Wednesday, June 17, 2015
Somewhere deep in the bowels of Boston on an inbound Green Line train over two decades ago l slaughtered a sacred cow. At the time I was a student at Gordon-Conwell Theological seminary but I was returning from a class at Boston College taught by the noted feminist theologian Rosemary Radford Ruether. Obviously, I was exploring beyond the prescribed boundaries of Evangelicalism. I had already been questioning the connection between conservative theology and conservative politics. Now I was staring down the sacred cow of inerrancy. I knew that the belief that the Bible is the inspired word of God, free from error was a foundational tenet of Evangelicalism. My doubts had been sending the sacred cow out to pasture but now was the time to cut the ties. I understood that my Evangelical beliefs had painted me into a corner. Believing that the Bible accurately recorded God's instructions to kill innocent women and children during the conquest of the Promised Land pushed me to an irreconcilable moral dilemma, forcing me to choose between a divine book and divine love. Accepting the idea that the Bible is a book of human rather than divine origin allowed me to continue in relationship with a loving God while accepting that the victors write the history, soetimes using the excuse "God made me do it."
For many Evangelicals today, the trigger issue that threatens to undo their view of scripture is homosexuality. There are wonderful resources providing scholarly interpretation of the handful of verses that touch on the topic, so I won’t cover that ground here. Rather, I want to reach out to Evangelicals worried that a change in their stance on homosexuality will necessarily mean a wholesale change in their understanding of scripture. For those who fear that the only option is the slippery slope slide away from rock solid doctrine that I took I have two things to say. One, it is definitely possible to hold the belief that homosexuality is not a sin while simultaneously believing that the Bible is inerrant. Two, the journey down the slippery slope is filled not only with fear but also with freedom. I’ll take the issues in reverse order.
I understand that to question one part is to question the whole. While I found liberation in embracing the path of questioning, I get it that every answer provides only temporary comfort since it also leads to new questions. Thus freedom from constrictive answers is also a loss of assurance. Those of us swimming in the deep end of free exploration find it easy to call out, "come on in, the water's fine," but what those standing on the shore really want to hear from us is that we are trained in lifesaving. Or more likely, they want their own personal lifesaver. For isn't that one of the best gifts from that branch of Christianity-"blessed assurance, Jesus is mine"? But what I want you on the shore to hear is that one gift from the deep end is the blessed assurance that we can never swim beyond the reach of the lifesaver because the power resides inside us. And when we feel weak thank God the power resides also in the other swimmers.
Those others are a big part of why I believe that it is possible to remain Evangelical while accepting and affirming the LGBT community. The recent revelation by Tony Campolo that he now believes that homosexuality is not a sin is living proof of this possibility. And I think I can tap into my own Evangelical roots well enough to make the case that the story of the vision that Peter has in Acts 10 supports that position.

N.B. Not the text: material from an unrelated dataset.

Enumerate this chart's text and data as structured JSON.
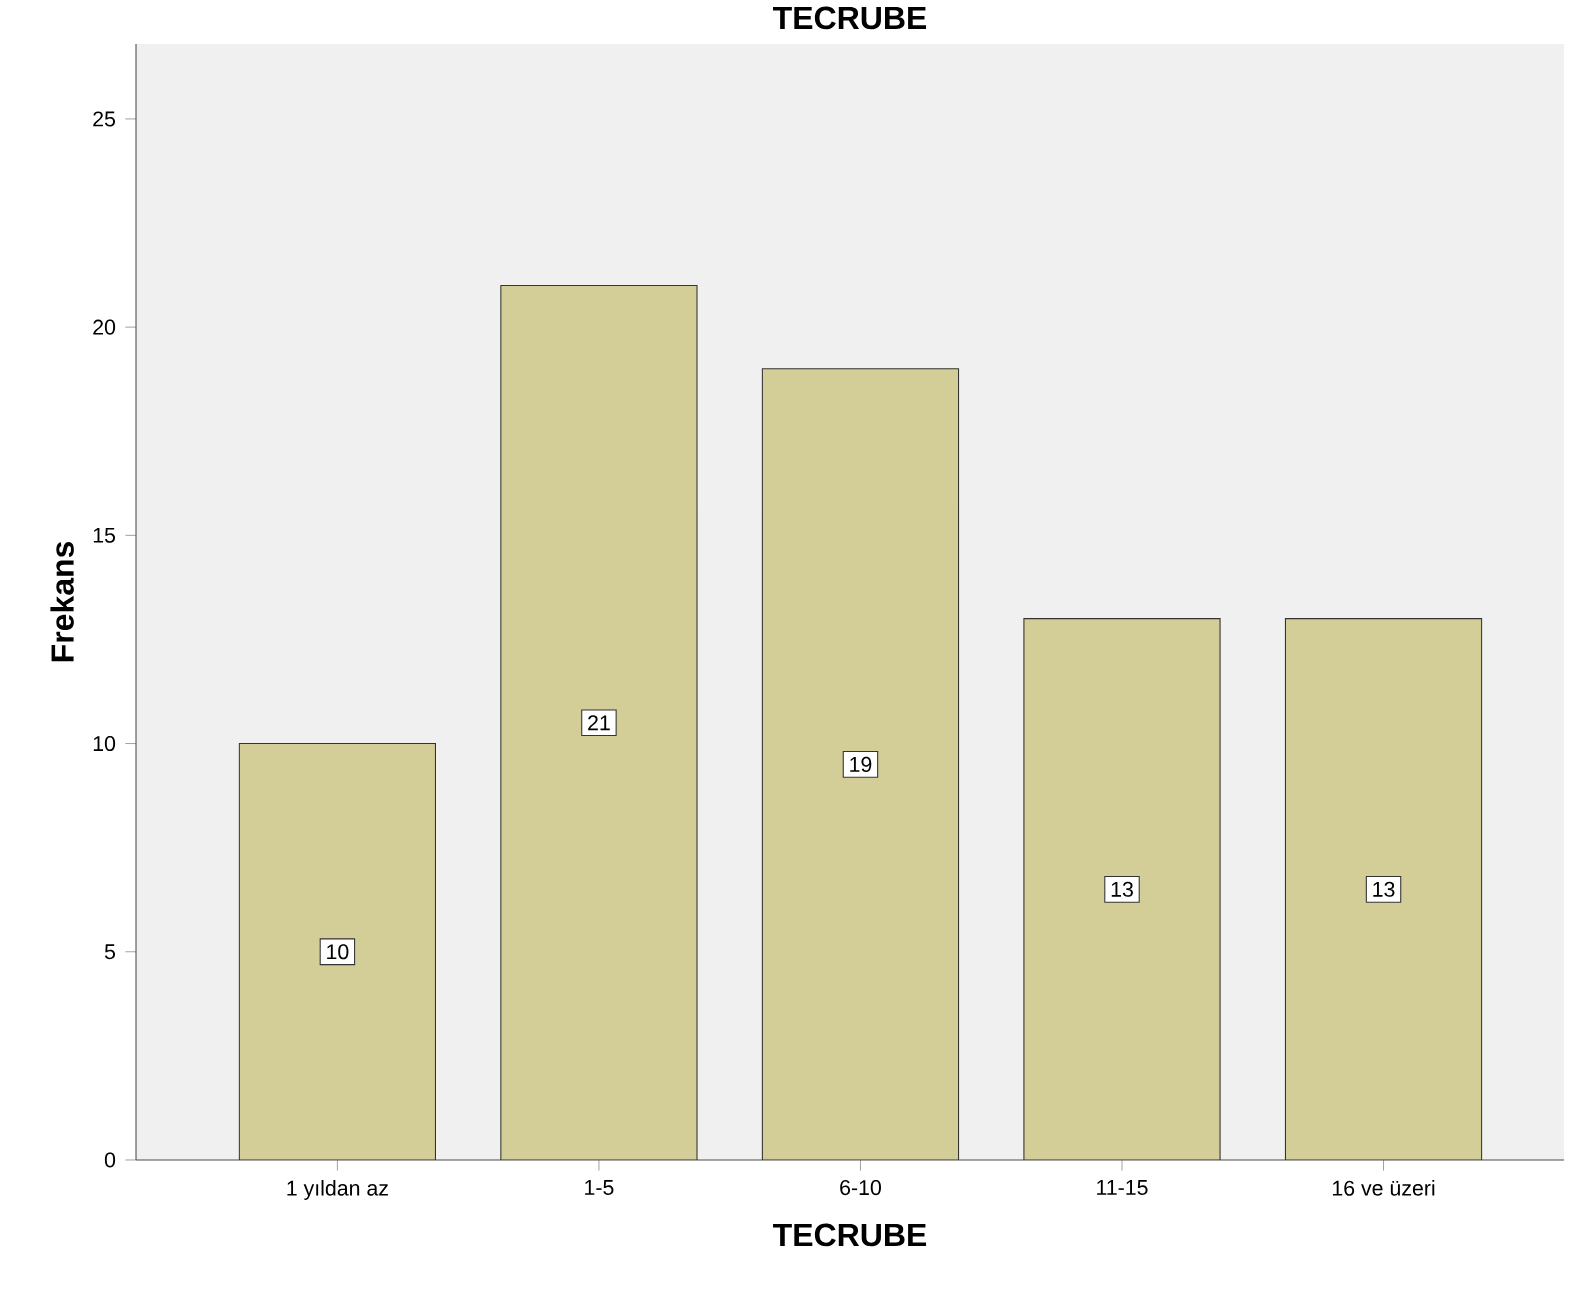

Peter is struggling with the idea of sharing the gospel with an “unclean” Gentile when he has the vision of being offered unclean animals to eat. He is naturally offended at the very thought of it but eventually understands that God’s word to him is that no animal made by God is unclean. Peter then draws the obvious conclusion that neither is any human unclean. Christians of all stripes have no problem understanding this story as part of a justification for no longer keeping kosher laws, so why should we not also understand that it means that homosexuality should no longer be considered an abomination? Granted, Peter meeting Cornelius pushed him out of his comfort zone. He had to abandon the assurance of old laws that Christ had fulfilled and/or abolished. It is normal to want to be surrounded by people who think (and even look) like you. Homogeneous culture does not have to lead to rejection of those who are different, but sadly it does regularly entail just that for the sake of maintaining the status quo. So if you are going to start walking the talk that the good news of salvation is meant for every person, you may need to take some initiative in finding your Cornelius. My advice to my Evangelical sisters and brothers is to take the risk of building accepting relationships with LGBT folks. You don’t need to be affirming from the start, though trust that God can show you the way there. Many people are already at this halfway point, stuck in a “love the sinner, hate the sin” dilemma. Keep listening, both to the quiet voice of God in you and the way that God speaks through this other beloved child. It will be uncomfortable to be sure. But if we are going to learn how to live as the one grand united yet amazingly diverse Body of Christ, we are going to have to spend a lot of time getting to know the Corneliuses who may be nothing like anyone we have ever met before. And thank God for that.